Don't you guys ever go to the zoo or the library? I have several bookcases mainly about animals and fish. Some are indeed strange, but I thought everyone knew about jaguarundis.
There are several of species of pangolins. I think Frank Buck mentioned them in his books. I found some of those in old libraries as a kid.
I'd be astonished to learn that bass change sex, as one poster asked about. But hyenas were long thought to be hermaphroditic, being BOTH sexes. The males just aren't very...evident...in their distinguishing characteristics. Hans Kruuk and others have done pretty complete research on them, and their books will be in many libraries. I believe that his studies involved only the usual African Spotted form (Crocuta crocuta, if memory serves.)
Does everyone know about the Archer fish? It spits water to hunt insects. Knocks them off leaves above the river.
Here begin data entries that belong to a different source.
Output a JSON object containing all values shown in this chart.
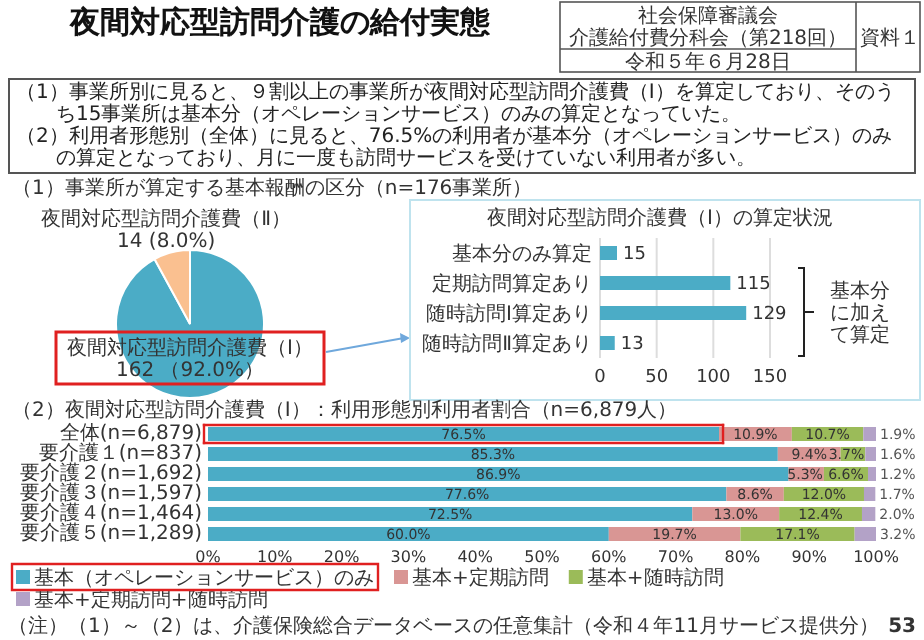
{
  "chart_data": [
    {
      "type": "other",
      "title": "夜間対応型訪問介護の給付実態",
      "annotations": [
        "社会保障審議会",
        "介護給付費分科会（第218回）",
        "令和５年６月28日",
        "資料１",
        "（1）事業所別に見ると、９割以上の事業所が夜間対応型訪問介護費（Ⅰ）を算定しており、そのうち15事業所は基本分（オペレーションサービス）のみの算定となっていた。",
        "（2）利用者形態別（全体）に見ると、76.5%の利用者が基本分（オペレーションサービス）のみの算定となっており、月に一度も訪問サービスを受けていない利用者が多い。",
        "（注）（1）～（2）は、介護保険総合データベースの任意集計（令和４年11月サービス提供分）",
        "53"
      ]
    },
    {
      "type": "pie",
      "title": "（1）事業所が算定する基本報酬の区分（n=176事業所）",
      "categories": [
        "夜間対応型訪問介護費（Ⅰ）",
        "夜間対応型訪問介護費（Ⅱ）"
      ],
      "values": [
        162,
        14
      ],
      "colors": [
        "#4bacc6",
        "#fac090"
      ],
      "value_labels": [
        "162 （92.0%）",
        "14 (8.0%)"
      ]
    },
    {
      "type": "bar",
      "orientation": "horizontal",
      "title": "夜間対応型訪問介護費（Ⅰ）の算定状況",
      "categories": [
        "基本分のみ算定",
        "定期訪問算定あり",
        "随時訪問Ⅰ算定あり",
        "随時訪問Ⅱ算定あり"
      ],
      "values": [
        15,
        115,
        129,
        13
      ],
      "color": "#4bacc6",
      "xlim": [
        0,
        150
      ],
      "xticks": [
        0,
        50,
        100,
        150
      ],
      "grid": "x",
      "data_labels": true,
      "annotations": [
        "基本分に加えて算定"
      ]
    },
    {
      "type": "bar",
      "orientation": "horizontal",
      "stacked": true,
      "title": "（2）夜間対応型訪問介護費（Ⅰ）：利用形態別利用者割合（n=6,879人）",
      "categories": [
        "全体(n=6,879)",
        "要介護１(n=837)",
        "要介護２(n=1,692)",
        "要介護３(n=1,597)",
        "要介護４(n=1,464)",
        "要介護５(n=1,289)"
      ],
      "xlim": [
        0,
        100
      ],
      "xticks": [
        {
          "value": 0,
          "label": "0%"
        },
        {
          "value": 10,
          "label": "10%"
        },
        {
          "value": 20,
          "label": "20%"
        },
        {
          "value": 30,
          "label": "30%"
        },
        {
          "value": 40,
          "label": "40%"
        },
        {
          "value": 50,
          "label": "50%"
        },
        {
          "value": 60,
          "label": "60%"
        },
        {
          "value": 70,
          "label": "70%"
        },
        {
          "value": 80,
          "label": "80%"
        },
        {
          "value": 90,
          "label": "90%"
        },
        {
          "value": 100,
          "label": "100%"
        }
      ],
      "legend": "bottom",
      "series": [
        {
          "name": "基本（オペレーションサービス）のみ",
          "color": "#4bacc6",
          "values": [
            76.5,
            85.3,
            86.9,
            77.6,
            72.5,
            60.0
          ],
          "value_labels": [
            "76.5%",
            "85.3%",
            "86.9%",
            "77.6%",
            "72.5%",
            "60.0%"
          ]
        },
        {
          "name": "基本+定期訪問",
          "color": "#d99694",
          "values": [
            10.9,
            9.4,
            5.3,
            8.6,
            13.0,
            19.7
          ],
          "value_labels": [
            "10.9%",
            "9.4%",
            "5.3%",
            "8.6%",
            "13.0%",
            "19.7%"
          ]
        },
        {
          "name": "基本+随時訪問",
          "color": "#9bbb59",
          "values": [
            10.7,
            3.7,
            6.6,
            12.0,
            12.4,
            17.1
          ],
          "value_labels": [
            "10.7%",
            "3.7%",
            "6.6%",
            "12.0%",
            "12.4%",
            "17.1%"
          ]
        },
        {
          "name": "基本+定期訪問+随時訪問",
          "color": "#b3a2c7",
          "values": [
            1.9,
            1.6,
            1.2,
            1.7,
            2.0,
            3.2
          ],
          "value_labels": [
            "1.9%",
            "1.6%",
            "1.2%",
            "1.7%",
            "2.0%",
            "3.2%"
          ]
        }
      ]
    }
  ]
}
Ever watch, River Monsters, with that guy Jeremy Something? I recently saw where he was in New Guinea, proving that the imported Pacu, a presumed vegetarian relative of the Piranha, grows especially large and aggressive there and is killing off local fish and vegetation and biting people. If they had the dentition of the real Red-Bellied Piranha, they'd be really formidable! The genus for the dangerous piranhas/caribes is Serasalmus, I believe. Dunno about the pacus, but you sometimes see them in aquariums, looking very like their more lethal relatives.
Do you guys know about the Dorado, a big golden salmonid fished for in rivers like the Plata, between Argentina and Brazil? They're supposedly one of the world's great sports fish.
f you read Jim Corbett's books about hunting man-eating cats in colonial India, you'll encounter the Mahseer. I looked it up, and it looks sort of like a big minnow that got bred with a tarpon. Corbett said that they're real fighters in the rivers in northern India. Doubt that their table quality is much, though.
Finally, both the chimpanzee and the okapi were thought to be mythical animals until early in the 20th Century.
I think the unicorn was desribed by someone who'd seen a one-horned oryx.